Per quanto di interesse emerge, prima facie, dalla lettera delle citate disposizioni, che in ordine al reato ex art. 3 viene in rilievo, allorquando si compiano operazioni simulate – come nel caso in esame – incidenti su elementi attivi o passivi, la riduzione dell’aliquota dovuta per le imposte sui redditi o sul valore aggiunto; con riguardo invece, al reato ex art. 10 quater pure citato, la compensazione indebita con crediti inesistenti o non spettanti è funzionale alla riduzione di debiti di imposta di più ampia e variegata natura. Consegue da tali considerazioni il rilievo, già elaborato dal tribunale, che rende i due motivi in esame infondati, per cui il profitto di cui ai due predetti reati è distinto, corrispondendo, nel primo caso, ad un abbattimento della base imponibile e quindi, in ultima analisi, della percentuale della imposta sui redditi o sul valore aggiunto dovuta; nel secondo caso, al mancato versamento di un debito di non predeterminata natura, per un ammontare corrispondente al credito inesistente o non spettante. Cosicchè, non è condivisibile l’affermazione della sussistenza di una coincidenza del profitto, conseguente alla valorizzazione, nelle due diverse fattispecie, ma con profili operativi diversi, del medesimo credito fittizio. Del resto di recente si è già espressa questa Corte in ordine alla peculiare “struttura” dei “fattori” (e relativo risultato finale) coinvolti nella indebita compensazione di cui al citato art. 10 quater, con ricostruzione che conferma la distinzione rispetto a quelli di cui al meccanismo descritto dall’art. 3 pure citato (cfr. in motivazione Sez. 3 n. 14763 del 19/02/2020 Rv. 279119).

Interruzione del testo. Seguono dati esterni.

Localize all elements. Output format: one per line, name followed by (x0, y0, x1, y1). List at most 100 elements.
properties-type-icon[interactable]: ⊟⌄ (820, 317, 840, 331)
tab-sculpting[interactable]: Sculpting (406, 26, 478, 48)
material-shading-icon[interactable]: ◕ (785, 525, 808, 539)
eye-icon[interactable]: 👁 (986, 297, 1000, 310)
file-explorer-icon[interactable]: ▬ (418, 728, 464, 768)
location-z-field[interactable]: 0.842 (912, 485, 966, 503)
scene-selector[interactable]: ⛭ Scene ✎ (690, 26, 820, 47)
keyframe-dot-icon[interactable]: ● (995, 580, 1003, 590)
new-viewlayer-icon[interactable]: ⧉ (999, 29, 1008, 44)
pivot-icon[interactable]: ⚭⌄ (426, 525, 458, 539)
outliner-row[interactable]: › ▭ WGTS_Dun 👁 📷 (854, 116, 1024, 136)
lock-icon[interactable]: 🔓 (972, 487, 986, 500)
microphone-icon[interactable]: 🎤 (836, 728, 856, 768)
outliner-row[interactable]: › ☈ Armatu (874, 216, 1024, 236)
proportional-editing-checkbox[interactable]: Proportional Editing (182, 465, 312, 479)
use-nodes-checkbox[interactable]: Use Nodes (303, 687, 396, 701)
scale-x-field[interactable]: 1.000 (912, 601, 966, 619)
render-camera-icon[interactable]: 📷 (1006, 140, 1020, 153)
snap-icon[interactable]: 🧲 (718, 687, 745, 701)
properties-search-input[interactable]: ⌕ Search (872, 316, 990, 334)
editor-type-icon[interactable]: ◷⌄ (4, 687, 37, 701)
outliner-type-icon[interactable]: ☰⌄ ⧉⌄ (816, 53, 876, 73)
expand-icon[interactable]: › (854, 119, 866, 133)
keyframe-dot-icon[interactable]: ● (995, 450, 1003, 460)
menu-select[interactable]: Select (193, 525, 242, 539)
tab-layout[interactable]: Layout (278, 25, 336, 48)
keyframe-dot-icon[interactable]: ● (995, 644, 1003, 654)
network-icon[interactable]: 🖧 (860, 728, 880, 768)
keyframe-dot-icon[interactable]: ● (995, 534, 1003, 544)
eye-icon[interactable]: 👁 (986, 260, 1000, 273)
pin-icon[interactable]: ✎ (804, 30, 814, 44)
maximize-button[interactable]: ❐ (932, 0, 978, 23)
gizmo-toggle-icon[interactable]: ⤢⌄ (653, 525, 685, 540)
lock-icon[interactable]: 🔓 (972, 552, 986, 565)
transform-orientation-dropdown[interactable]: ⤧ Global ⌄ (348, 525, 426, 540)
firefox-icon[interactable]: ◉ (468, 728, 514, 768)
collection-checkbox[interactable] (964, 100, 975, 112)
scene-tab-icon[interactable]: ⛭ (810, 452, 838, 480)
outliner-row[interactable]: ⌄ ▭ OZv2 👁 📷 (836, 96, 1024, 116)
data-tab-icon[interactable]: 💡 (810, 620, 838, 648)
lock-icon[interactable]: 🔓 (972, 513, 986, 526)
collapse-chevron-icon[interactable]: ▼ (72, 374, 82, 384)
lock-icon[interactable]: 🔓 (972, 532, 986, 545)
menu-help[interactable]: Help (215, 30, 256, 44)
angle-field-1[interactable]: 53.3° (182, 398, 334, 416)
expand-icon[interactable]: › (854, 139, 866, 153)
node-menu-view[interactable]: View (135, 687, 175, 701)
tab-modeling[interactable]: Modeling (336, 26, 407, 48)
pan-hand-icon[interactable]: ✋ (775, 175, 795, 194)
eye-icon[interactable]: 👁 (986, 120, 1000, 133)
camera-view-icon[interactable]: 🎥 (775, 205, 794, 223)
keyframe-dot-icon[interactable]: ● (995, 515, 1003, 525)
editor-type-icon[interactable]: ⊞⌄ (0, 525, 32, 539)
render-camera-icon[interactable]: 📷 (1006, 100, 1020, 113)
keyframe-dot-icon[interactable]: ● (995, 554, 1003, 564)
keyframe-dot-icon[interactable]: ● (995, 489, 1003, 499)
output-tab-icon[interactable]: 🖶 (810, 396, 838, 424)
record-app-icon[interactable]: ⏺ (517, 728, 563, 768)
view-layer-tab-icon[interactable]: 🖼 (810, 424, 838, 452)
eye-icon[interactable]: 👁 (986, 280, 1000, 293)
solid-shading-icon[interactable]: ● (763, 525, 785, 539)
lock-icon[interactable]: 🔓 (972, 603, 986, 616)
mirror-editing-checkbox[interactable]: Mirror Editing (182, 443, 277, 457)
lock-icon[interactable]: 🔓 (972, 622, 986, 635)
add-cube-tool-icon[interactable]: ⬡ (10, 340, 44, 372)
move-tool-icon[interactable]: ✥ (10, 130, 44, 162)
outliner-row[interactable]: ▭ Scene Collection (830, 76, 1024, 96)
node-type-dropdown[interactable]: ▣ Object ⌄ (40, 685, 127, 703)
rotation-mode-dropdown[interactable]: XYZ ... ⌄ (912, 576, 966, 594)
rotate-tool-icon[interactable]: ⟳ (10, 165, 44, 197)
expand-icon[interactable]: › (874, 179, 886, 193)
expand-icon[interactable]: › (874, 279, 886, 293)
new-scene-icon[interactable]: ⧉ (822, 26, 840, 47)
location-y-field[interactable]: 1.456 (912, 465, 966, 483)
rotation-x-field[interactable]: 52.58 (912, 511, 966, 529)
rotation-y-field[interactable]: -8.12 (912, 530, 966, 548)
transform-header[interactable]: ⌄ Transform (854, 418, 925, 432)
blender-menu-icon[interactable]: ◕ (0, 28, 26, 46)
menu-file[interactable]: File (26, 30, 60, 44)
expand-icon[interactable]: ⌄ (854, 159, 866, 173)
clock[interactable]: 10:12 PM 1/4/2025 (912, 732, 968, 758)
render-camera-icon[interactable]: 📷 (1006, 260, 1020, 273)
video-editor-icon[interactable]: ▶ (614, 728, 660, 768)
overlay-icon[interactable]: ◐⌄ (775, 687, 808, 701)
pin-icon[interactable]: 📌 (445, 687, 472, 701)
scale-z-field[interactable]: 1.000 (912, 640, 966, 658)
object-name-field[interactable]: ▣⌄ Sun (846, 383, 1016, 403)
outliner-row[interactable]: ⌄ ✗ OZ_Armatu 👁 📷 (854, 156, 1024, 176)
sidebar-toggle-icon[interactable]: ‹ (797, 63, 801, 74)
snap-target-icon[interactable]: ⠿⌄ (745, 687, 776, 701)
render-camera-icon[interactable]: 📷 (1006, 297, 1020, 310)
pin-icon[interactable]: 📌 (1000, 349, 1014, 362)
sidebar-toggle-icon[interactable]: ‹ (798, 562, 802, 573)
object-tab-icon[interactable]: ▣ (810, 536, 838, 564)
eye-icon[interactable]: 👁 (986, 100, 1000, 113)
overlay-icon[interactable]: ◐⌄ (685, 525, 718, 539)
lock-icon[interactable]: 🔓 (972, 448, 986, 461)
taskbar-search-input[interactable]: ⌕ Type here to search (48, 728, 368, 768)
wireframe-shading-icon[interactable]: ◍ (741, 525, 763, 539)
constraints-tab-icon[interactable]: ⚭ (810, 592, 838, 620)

4. Quanto al terzo motivo, alla luce delle argomentazioni suesposte si  traduce nella proposta di una rivalutazione delle vicende in funzione di una rideterminazione delle scelte cautelari e del relativo oggetto. Inammissibile in questa sede,, atteso che, come noto, il ricorso per cassazione contro ordinanze emesse in materia di sequestro preventivo o probatorio è ammesso solo per violazione di legge, in tale nozione dovendosi comprendere sia gli errores in iudicando o in procedendo, sia quei vizi della motivazione così radicali da rendere l’apparato argomentativo posto a sostegno del provvedimento del tutto mancante o privo dei requisiti minimi di coerenza, completezza e ragionevolezza e quindi inidoneo a rendere comprensibile l’itinerario logico seguito dal giudice (cfr. Sez. 2, n. 18951 del 14/03/2017 Rv. 269656 – 01 Napoli; Sez. U. n. 25932 del 29/05/2008, Rv. 239692). Si è altresì specificato che in caso di ricorso per cessazione proposto contro ordinanze emesse in materia di sequestro preventivo esso, pur consentito solo per violazione di legge, è ammissibile quando la motivazione del provvedimento impugnato sia del tutto assente o meramente apparente, perché sprovvista dei requisiti minimi per rendere comprensibile la vicenda contestata e l'”iter” logico seguito dal giudice nel provvedimento impugnato (Sez. 6, Sentenza n. 6589 del 10/01/2013 Rv. 254893).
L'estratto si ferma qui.